Isuzu is also buying out GM’s 57.7% share in GM East Africa, which builds trucks. Chevrolet will disappear from that market, too. In effect, GM is withdrawin­g from sub-Saharan Africa.

It’s nothing personal. The company is also reducing its activities or withdrawin­g from the UK, Europe, Australia and India, among others. The strategy is part of global CEO Mary Barra’s plan to reinvent GM as a company driven by return on investment.

GM boasted of being the world’s biggest producer and seller of vehicles for more than 75 years. But it never recovered from the 2008 implosion of the US motor industry and its humiliatin­g bailout by the US government. That’s why, these days, it is retreating to its North American heartland and to the world’s biggest market, China.

SA and the rest of Africa no longer measure up.
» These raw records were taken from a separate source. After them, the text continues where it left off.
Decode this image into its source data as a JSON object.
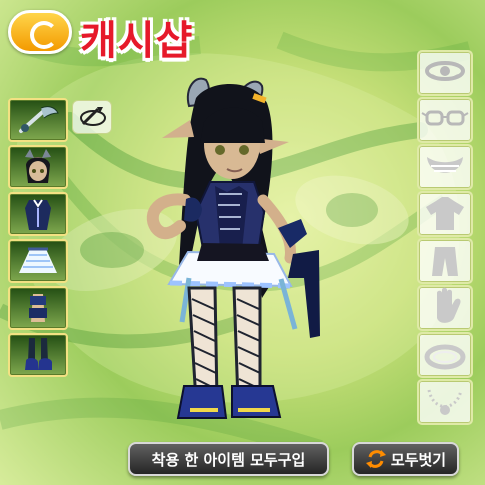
{
  "header": {
    "title": "캐시샵",
    "coin_icon": "cash-coin-icon"
  },
  "left_slots": [
    {
      "name": "weapon",
      "icon": "weapon-icon"
    },
    {
      "name": "face",
      "icon": "face-icon"
    },
    {
      "name": "upper",
      "icon": "upper-clothes-icon"
    },
    {
      "name": "lower",
      "icon": "skirt-icon"
    },
    {
      "name": "gloves",
      "icon": "gloves-icon"
    },
    {
      "name": "shoes",
      "icon": "shoes-icon"
    }
  ],
  "rotate_icon": "rotate-icon",
  "right_slots": [
    {
      "name": "head",
      "icon": "headband-icon"
    },
    {
      "name": "eyes",
      "icon": "glasses-icon"
    },
    {
      "name": "mouth",
      "icon": "mouth-icon"
    },
    {
      "name": "top",
      "icon": "shirt-icon"
    },
    {
      "name": "bottom",
      "icon": "pants-icon"
    },
    {
      "name": "hand",
      "icon": "glove-icon"
    },
    {
      "name": "ring",
      "icon": "ring-icon"
    },
    {
      "name": "necklace",
      "icon": "necklace-icon"
    }
  ],
  "buttons": {
    "buy_all": "착용 한 아이템 모두구입",
    "unequip_all": "모두벗기"
  },
  "colors": {
    "title": "#e6192a",
    "background": "#c8e07a",
    "slot": "#2e5a18"
  }
}
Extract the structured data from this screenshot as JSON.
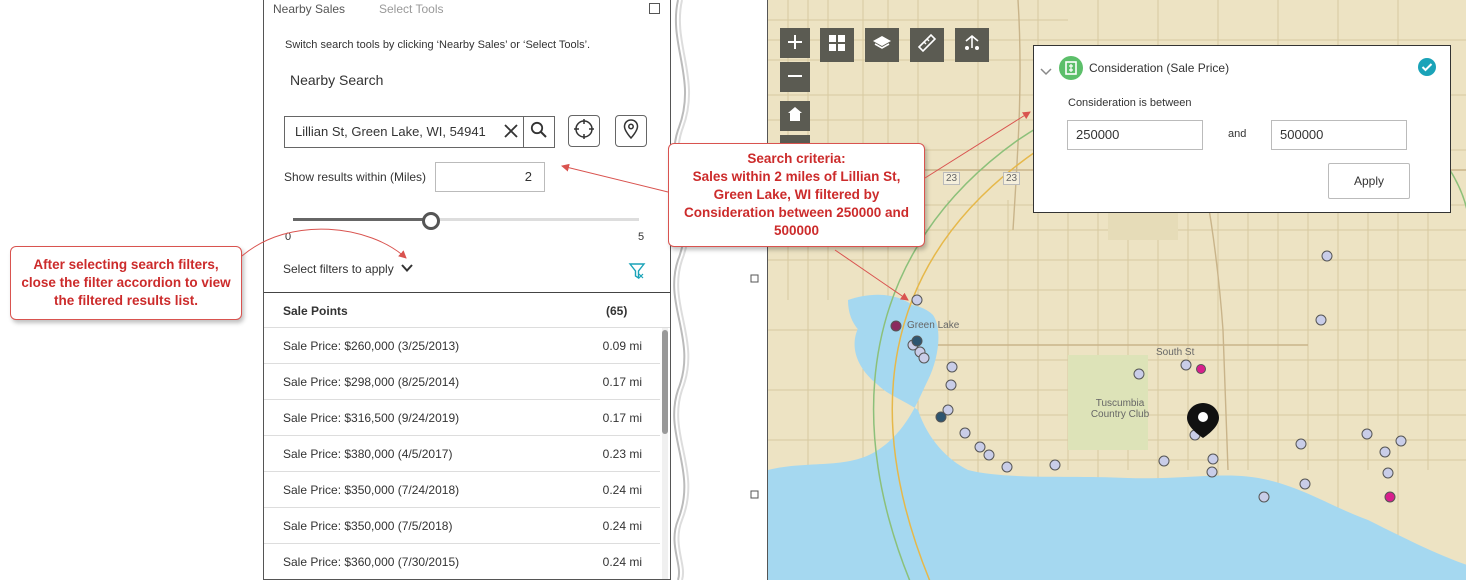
{
  "panel": {
    "tabs": [
      "Nearby Sales",
      "Select Tools"
    ],
    "instruction": "Switch search tools by clicking ‘Nearby Sales’ or ‘Select Tools’.",
    "section_title": "Nearby Search",
    "search_value": "Lillian St, Green Lake, WI, 54941",
    "distance_label": "Show results within (Miles)",
    "distance_value": "2",
    "slider": {
      "min": "0",
      "max": "5",
      "value_fraction": 0.4
    },
    "filters_label": "Select filters to apply",
    "results_title": "Sale Points",
    "results_count": "(65)",
    "results": [
      {
        "price": "Sale Price: $260,000 (3/25/2013)",
        "dist": "0.09 mi"
      },
      {
        "price": "Sale Price: $298,000 (8/25/2014)",
        "dist": "0.17 mi"
      },
      {
        "price": "Sale Price: $316,500 (9/24/2019)",
        "dist": "0.17 mi"
      },
      {
        "price": "Sale Price: $380,000 (4/5/2017)",
        "dist": "0.23 mi"
      },
      {
        "price": "Sale Price: $350,000 (7/24/2018)",
        "dist": "0.24 mi"
      },
      {
        "price": "Sale Price: $350,000 (7/5/2018)",
        "dist": "0.24 mi"
      },
      {
        "price": "Sale Price: $360,000 (7/30/2015)",
        "dist": "0.24 mi"
      }
    ]
  },
  "callouts": {
    "left": "After selecting search filters, close the filter accordion to view the filtered results list.",
    "mid": "Search criteria:\nSales within 2 miles of Lillian St, Green Lake, WI filtered by Consideration between 250000 and 500000"
  },
  "filter_popup": {
    "title": "Consideration (Sale Price)",
    "subtitle": "Consideration is between",
    "min_value": "250000",
    "and_label": "and",
    "max_value": "500000",
    "apply_label": "Apply"
  },
  "map": {
    "labels": {
      "town": "Green Lake",
      "club": "Tuscumbia Country Club",
      "road1": "23",
      "road2": "23",
      "south_st": "South St"
    },
    "colors": {
      "land": "#ede3c3",
      "water": "#a5d8f0",
      "controls": "#5b5b52",
      "accent": "#1aa3b8",
      "callout": "#d9534f"
    }
  }
}
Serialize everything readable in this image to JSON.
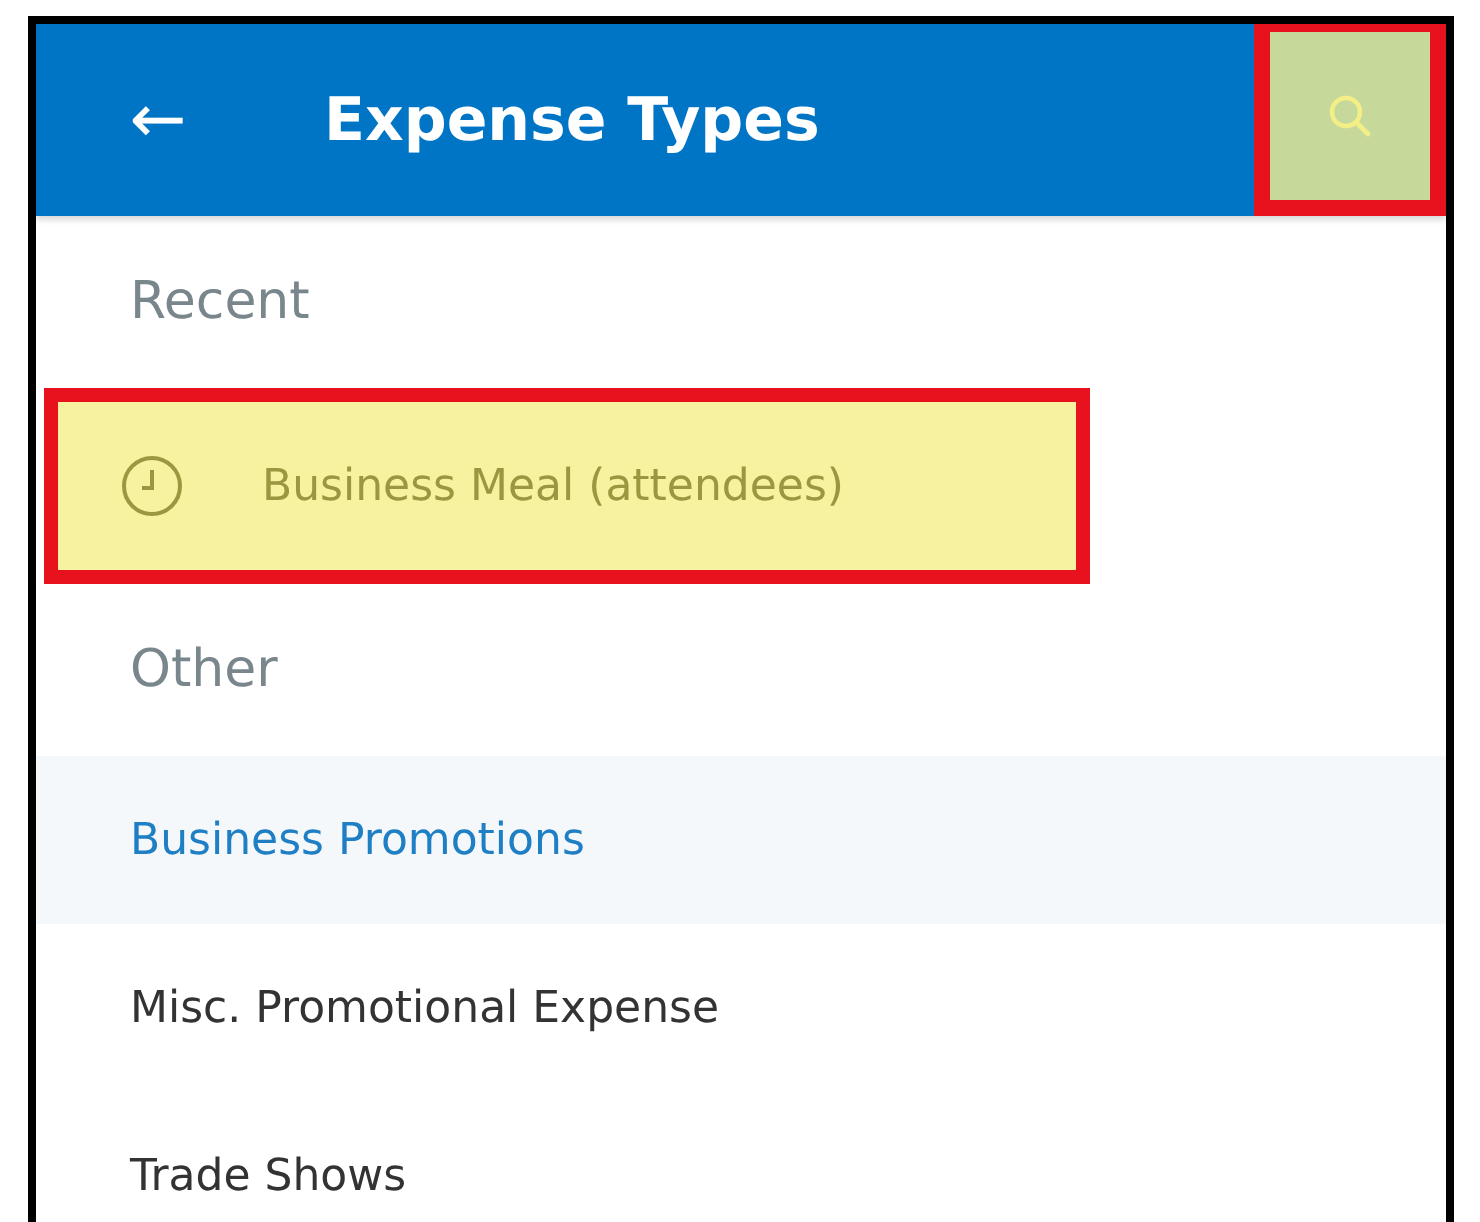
{
  "header": {
    "back": "←",
    "title": "Expense Types",
    "search": {
      "highlighted": true
    }
  },
  "groups": [
    {
      "heading": "Recent",
      "items": [
        {
          "kind": "recent",
          "label": "Business Meal (attendees)",
          "selected": false,
          "highlighted": true
        }
      ]
    },
    {
      "heading": "Other",
      "items": [
        {
          "kind": "plain",
          "label": "Business Promotions",
          "selected": true,
          "highlighted": false
        },
        {
          "kind": "plain",
          "label": "Misc. Promotional Expense",
          "selected": false,
          "highlighted": false
        },
        {
          "kind": "plain",
          "label": "Trade Shows",
          "selected": false,
          "highlighted": false
        }
      ]
    }
  ]
}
Talk of Africa, with more than one billion people, becoming the “new China” seems as far away as ever. Low commoditie­s prices, lack of foreign exchange, corruption, poverty, limited spending power and intransige­nce on pan-African freetrade agreements are seeing to that.

While Isuzu SA will try to increase its monthly exports of 300 or so into an African market that has shrunk nearly 75% in the past four years, GM will concentrat­e on markets measured in millions.

In its fourth successive year of shrinking sales, the SA market is also struggling. In 2016, the global motor industry built more than 94 million vehicles. GMSA contribute­d fewer than 34 000 of SA’s 599 004. Its exports totalled about 3 000 – less than 1% of the domestic industry’s 344 859.

Overall, South African companies export more than 50% of production. At GMSA, it’s less than 10%. Its production is below the 50 000 threshold allowing companies to access full benefits under the Automotive Production and Developmen­t Programme. In 2016, the government relaxed the minimum to 10 000 units for companies to claim limited rebates.

In hindsight, it’s easy to see why GM is leaving. In many respects, it’s inevitable. We all hoped that a foundation stone of the South African motor industry would find ways to remain. Labour and government officials have consistent­ly argued that global motor companies are here to stay, come what may – that SA and Africa are too important to ignore. In the real commercial world, they’re not.